Com uma cara de estranho consolo começou a sorrir!!
A falar e a soluçar, a falar e a perguntar
*
*
Por que o verde da vida tem desbotado que pecado!!
Os edifícios irão desabar sem raízes!!
Pra segurar, pra sustentar, o concreto vai cair do teto
*
*
*
Dos lixos de onde correm os ratos para os buracos!!
Contrastam a selva, os cipós, os macacos lá no mato!!

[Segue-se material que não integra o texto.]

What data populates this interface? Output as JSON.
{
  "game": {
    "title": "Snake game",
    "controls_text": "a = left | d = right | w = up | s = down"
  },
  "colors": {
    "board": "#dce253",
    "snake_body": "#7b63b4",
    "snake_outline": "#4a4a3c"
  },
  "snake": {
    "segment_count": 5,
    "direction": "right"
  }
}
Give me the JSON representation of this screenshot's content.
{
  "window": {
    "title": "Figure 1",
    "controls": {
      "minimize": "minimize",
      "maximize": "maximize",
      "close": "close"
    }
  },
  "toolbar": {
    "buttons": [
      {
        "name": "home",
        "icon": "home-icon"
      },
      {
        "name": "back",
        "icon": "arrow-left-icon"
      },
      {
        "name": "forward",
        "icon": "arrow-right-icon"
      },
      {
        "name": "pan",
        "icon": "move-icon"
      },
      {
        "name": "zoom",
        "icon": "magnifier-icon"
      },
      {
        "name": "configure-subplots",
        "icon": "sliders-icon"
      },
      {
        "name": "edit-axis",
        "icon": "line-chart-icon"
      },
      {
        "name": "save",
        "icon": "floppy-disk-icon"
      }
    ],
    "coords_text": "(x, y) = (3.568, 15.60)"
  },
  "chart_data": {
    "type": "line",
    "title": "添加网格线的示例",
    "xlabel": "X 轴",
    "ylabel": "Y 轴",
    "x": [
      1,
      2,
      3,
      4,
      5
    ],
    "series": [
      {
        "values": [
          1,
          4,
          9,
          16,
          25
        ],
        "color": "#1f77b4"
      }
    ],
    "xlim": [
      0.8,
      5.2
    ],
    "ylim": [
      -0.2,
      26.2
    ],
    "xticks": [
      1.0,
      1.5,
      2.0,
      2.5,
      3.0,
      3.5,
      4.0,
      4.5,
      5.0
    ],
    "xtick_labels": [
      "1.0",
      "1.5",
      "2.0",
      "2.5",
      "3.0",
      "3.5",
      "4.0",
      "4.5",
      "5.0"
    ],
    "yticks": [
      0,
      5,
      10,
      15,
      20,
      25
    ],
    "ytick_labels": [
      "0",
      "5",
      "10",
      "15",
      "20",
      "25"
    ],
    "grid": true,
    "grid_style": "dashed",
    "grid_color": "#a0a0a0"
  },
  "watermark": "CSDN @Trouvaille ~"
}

Os ratos e os macacos, nos matos e nos buracos
*
*
Mas selva não sei foi onde que você viu ela faliu!!
Agora são pessoas que sobem em prédios de concreto!!
De elevador, pelas escadas, nossa mata virou em nada
*
Com uma cara estranha de choro começou a!!
Falar e a soluçar, falar e a se conformar
*
*
O passarinho me deixou sozinho foi para seu ninho!!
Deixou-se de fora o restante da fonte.